28 March 2018

The corporate rescue mechanism under Division 8 of Part III of the Companies Act 2016 came into force on 1 March 2018, together with the Companies (Corporate Rescue Mechanism) Rules 2018. The new regime introduces two new corporate rehabilitation mechanisms for financially distressed companies, i.e. judicial management schemes and corporate voluntary arrangements.

Judicial management scheme

The new judicial management procedure will allow a distressed company or its creditors to apply for an order to place the company under the management of a qualified insolvency practitioner.

An application for a judicial management order may be filed if the company or its creditor considers that:

  • the company is or will not be able to pay its debts; and
  • there is a reasonable chance to rehabilitate the company or to preserve all or part of its business as a going concern or that otherwise the interests of creditors would be better served than by resorting to a winding up.

The court will grant a judicial management order if it is satisfied that:

  • the company is or will not be able to pay its debts; and
  • the making of the judicial management order would likely result in:
    • the survival of the company, or the whole or part of its undertaking as a going concern;
    • the company obtaining approval from the court of a compromise or arrangement with its creditors or members; or
    • a more advantageous realisation of the company's assets compared to a winding up.

The essential features of a judicial management scheme are as follows:

  • Upon an application for a judicial management order, a moratorium on legal proceedings against the company by its creditors automatically applies, until the application is dismissed or an order is granted.
  • A second moratorium will automatically apply for the period during which a judicial management order is in force. Such an order will remain in force for six months, unless earlier discharged, although the judicial manager may apply for an extension of time.
  • An appointed judicial manager is required, within 60 days (or such longer period as the court may allow), to send the creditors of the company a statement of his proposals for achieving the purposes for which the order was made, and to present a copy of this statement before a meeting of the company’s creditors.
  • If the proposals are approved by a majority of 75% in value of the creditors present and voting either in person or in proxy, the proposals will be binding on all creditors of the company.

Corporate voluntary arrangement

In comparison with a judicial management scheme, a corporate voluntary arrangement (“CVA”) allows a company to present a proposal to its unsecured creditors for a voluntary arrangement with minimal intervention from the court.

A CVA cannot be proposed by the following types of company:

  • a public company;
  • a licensed institution or an operator of a designated payment system regulated under the laws enforced by the Central Bank of Malaysia;
  • a company which is subject to the Capital Markets and Services Acts 2007; or
  • a company which has created a charge over its property or any of its undertaking.

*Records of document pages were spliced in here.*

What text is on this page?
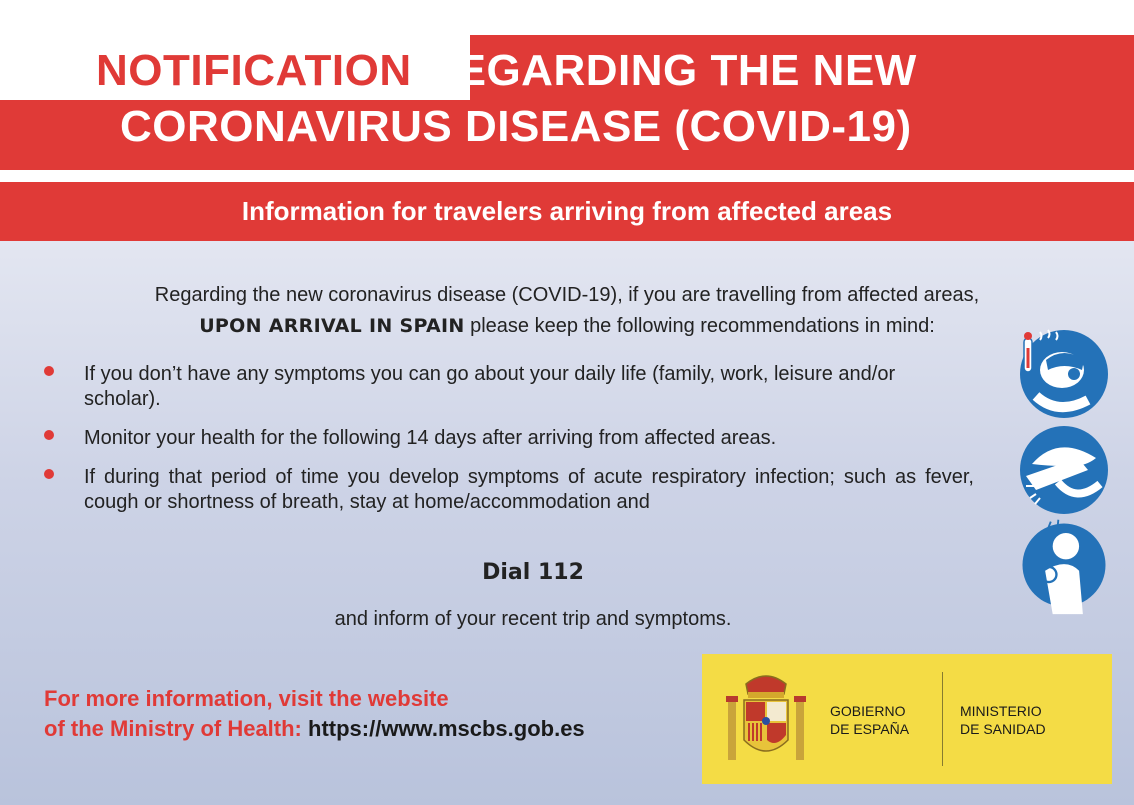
NOTIFICATION REGARDING THE NEW
CORONAVIRUS DISEASE (COVID-19)
Information for travelers arriving from affected areas
Regarding the new coronavirus disease (COVID-19), if you are travelling from affected areas,
UPON ARRIVAL IN SPAIN please keep the following recommendations in mind:
If you don’t have any symptoms you can go about your daily life (family, work, leisure and/or scholar).
Monitor your health for the following 14 days after arriving from affected areas.
If during that period of time you develop symptoms of acute respiratory infection; such as fever, cough or shortness of breath, stay at home/accommodation and
Dial 112
and inform of your recent trip and symptoms.
For more information, visit the website
of the Ministry of Health: https://www.mscbs.gob.es
GOBIERNO
DE ESPAÑA
MINISTERIO
DE SANIDAD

The essential features of a CVA regime are as follows:

  • The directors of a company may initiate a CVA by submitting a proposal for voluntary arrangement to the company’s creditors.
  • A nominee appointed by the directors as a trustee or supervisor is then required to submit to the directors a statement indicating whether or not in his opinion the proposed CVA has a reasonable prospect of being approved and implemented; and whether the company is likely to have sufficient funds available for it during the proposed moratorium to enable the company to carry on its business.
  • Upon the filing of such statement and other relevant documents with the courts, a moratorium will automatically commence and remain in force for a period of 28 days, during which period the nominee is required to summon separate meetings of the company and its creditors.
  • A resolution approving the CVA at the meeting of the company may be passed by a simple majority, whereas the required majority to approve the CVA at the meeting of creditors is 75% of the total value of the creditors present and voting in person or by proxy.
  • Once approved by the requisite majorities, the CVA will be binding on all creditors of the company.
  • The initial moratorium period may be extended beyond the initial 28-day period, to not more than 60 days, if approved by a 75% majority in value of creditors and consented to by the nominee and members of the company.